20 Aprile 2006, h. 15:59

PREZZI Allarme di Confartigianato per gli aumenti delle materie prime metalliche: da gennaio 2006 sulle piccole imprese una ‘stangata’ di 1,3 miliardi

Non è soltanto l’aumento del prezzo del petrolio a pesare sui conti delle aziende italiane.

Una minaccia ancora più grave arriva dai rincari dei prezzi di alcune materie prime utilizzate dalle imprese dei settori della produzione di metalli e della fabbricazione di prodotti in metallo. In soli 100 giorni, vale a dire dal 1° gennaio al 10 aprile 2006, i rialzi vanno dal + 3,3% del piombo fino al + 51,3% dello zinco.

A lanciare l’allarme è Confartigianato che, in un rapporto redatto dall’Ufficio studi, ha calcolato l’impatto degli aumenti sulle 83.984 imprese artigiane con 354.865 addetti appartenenti ai due settori: nei primi mesi dell’anno, su queste piccole aziende si è scaricato un maggior costo di 1.326,5 milioni di euro.

Tale cifra si traduce in un maggior costo per ogni addetto di 3.740 euro l’anno e in un aggravio per ciascuna azienda di 15.800 euro.

In pratica, i rincari delle materie prime equivalgono ad un aumento del costo del lavoro per le aziende del settore pari al 26,7% e in una perdita di competitività che Confartigianato ha stimato pari al 4,7%.

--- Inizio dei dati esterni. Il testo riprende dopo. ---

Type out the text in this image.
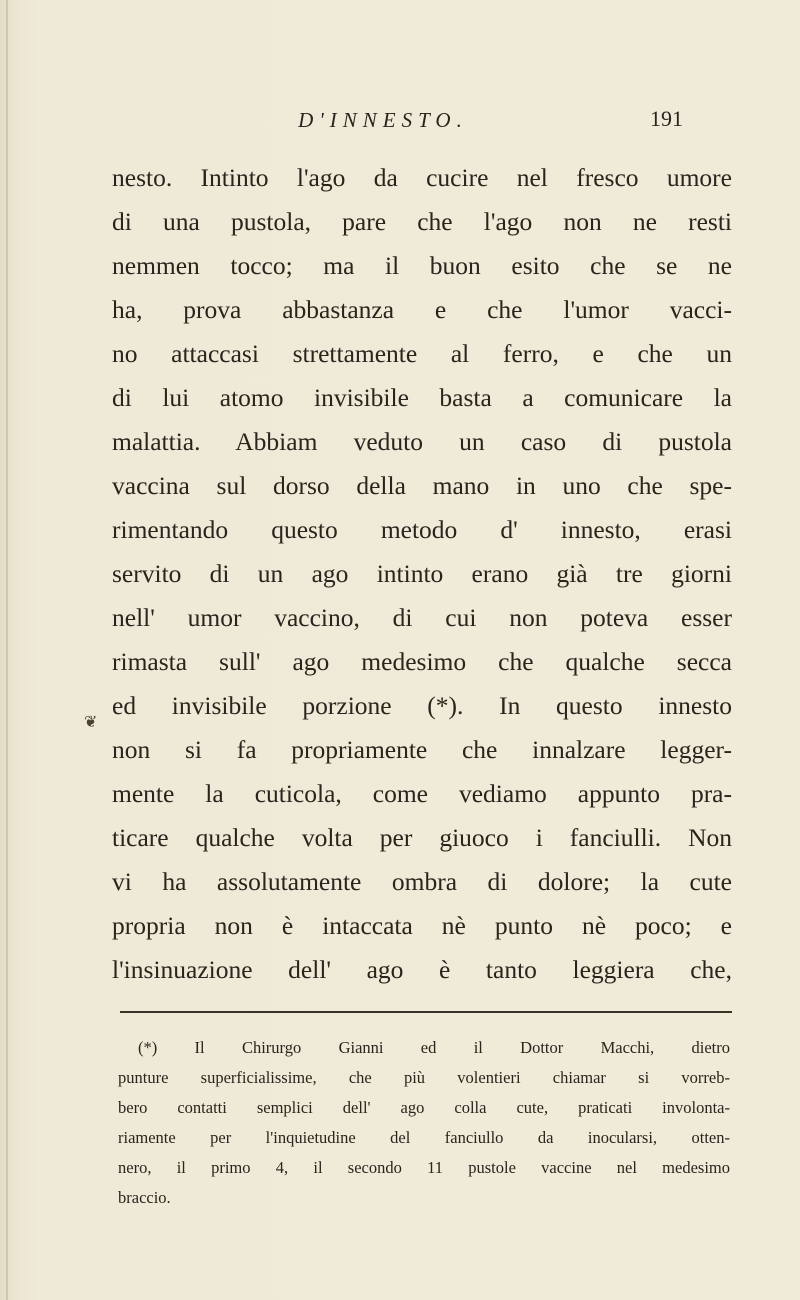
D'INNESTO.	191
nesto. Intinto l'ago da cucire nel fresco umore
di una pustola, pare che l'ago non ne resti
nemmen tocco; ma il buon esito che se ne
ha, prova abbastanza e che l'umor vacci-
no attaccasi strettamente al ferro, e che un
di lui atomo invisibile basta a comunicare la
malattia. Abbiam veduto un caso di pustola
vaccina sul dorso della mano in uno che spe-
rimentando questo metodo d' innesto, erasi
servito di un ago intinto erano già tre giorni
nell' umor vaccino, di cui non poteva esser
rimasta sull' ago medesimo che qualche secca
ed invisibile porzione (*). In questo innesto
non si fa propriamente che innalzare legger-
mente la cuticola, come vediamo appunto pra-
ticare qualche volta per giuoco i fanciulli. Non
vi ha assolutamente ombra di dolore; la cute
propria non è intaccata nè punto nè poco; e
l'insinuazione dell' ago è tanto leggiera che,
(*) Il Chirurgo Gianni ed il Dottor Macchi, dietro
punture superficialissime, che più volentieri chiamar si vorreb-
bero contatti semplici dell' ago colla cute, praticati involonta-
riamente per l'inquietudine del fanciullo da inocularsi, otten-
nero, il primo 4, il secondo 11 pustole vaccine nel medesimo
braccio.
❦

L’impennata dei prezzi delle materie prime ha le peggiori ricadute sulle 1.839 piccole aziende che operano nel settore della produzione di metalli: i costi aggiuntivi sono di 107,4 milioni di euro, equivalenti a 58.400 euro in più all’anno per ogni azienda, che si riflettono in un aumento del 63,9% del costo del lavoro e in una minore competitività del 7,5%.

Confartigianato ha stilato una classifica dei maggiori rincari delle materie prime registrati nel periodo 1 gennaio – 10 aprile 2006 sui mercati internazionali e sui mercati all’ingrosso nazionali: al primo posto c’è lo zinco (+ 51,3%), seguito da ottone (+ 42,9%),  rame (+ 27,5%), stagno (+ 27,5%), nickel (24,2%), alluminio alloy (+ 19,1%), prodotti siderurgici-laminato mercantili (+ 9,8%), alluminio high grade (+ 9,8%), piombo (+ 3,3%).

A ‘soffrire’ di più sono le aziende della Lombardia (in particolare quelle di Milano, Brescia e Bergamo), regione nella quale è concentrato il 23,5% delle aziende del settore metalli e prodotti in metallo. A seguire l’Emilia Romagna, il Piemonte ed il Veneto.

Particolarmente critica la situazione nei territori più specializzati in questi comparti, vale a dire le province di Lecco, Brescia, Verbano Cusio Ossola e Novara, dove un terzo del settore manifatturiero è rappresentato proprio dalle aziende della produzione e lavorazione di metalli.

Nel rapporto della Confederazione si fa notare che la crescita dei prezzi delle materie prime comprime redditività e investimenti delle imprese poiché le dinamiche concorrenziali su questo mercato non permettono alle aziende di scaricare gli aumenti sui prezzi finali. La conferma viene dai prezzi alla produzione che, nel settore prodotti di metallo, da dicembre 2005 a febbraio 2006, sono aumentati soltanto del 2,4%. Tuttavia, nonostante le aziende abbiano finora assorbito i rincari delle materie prime, c’è il rischio di una ripercussione inflattiva soprattutto sui settori delle costruzioni e degli autoveicoli.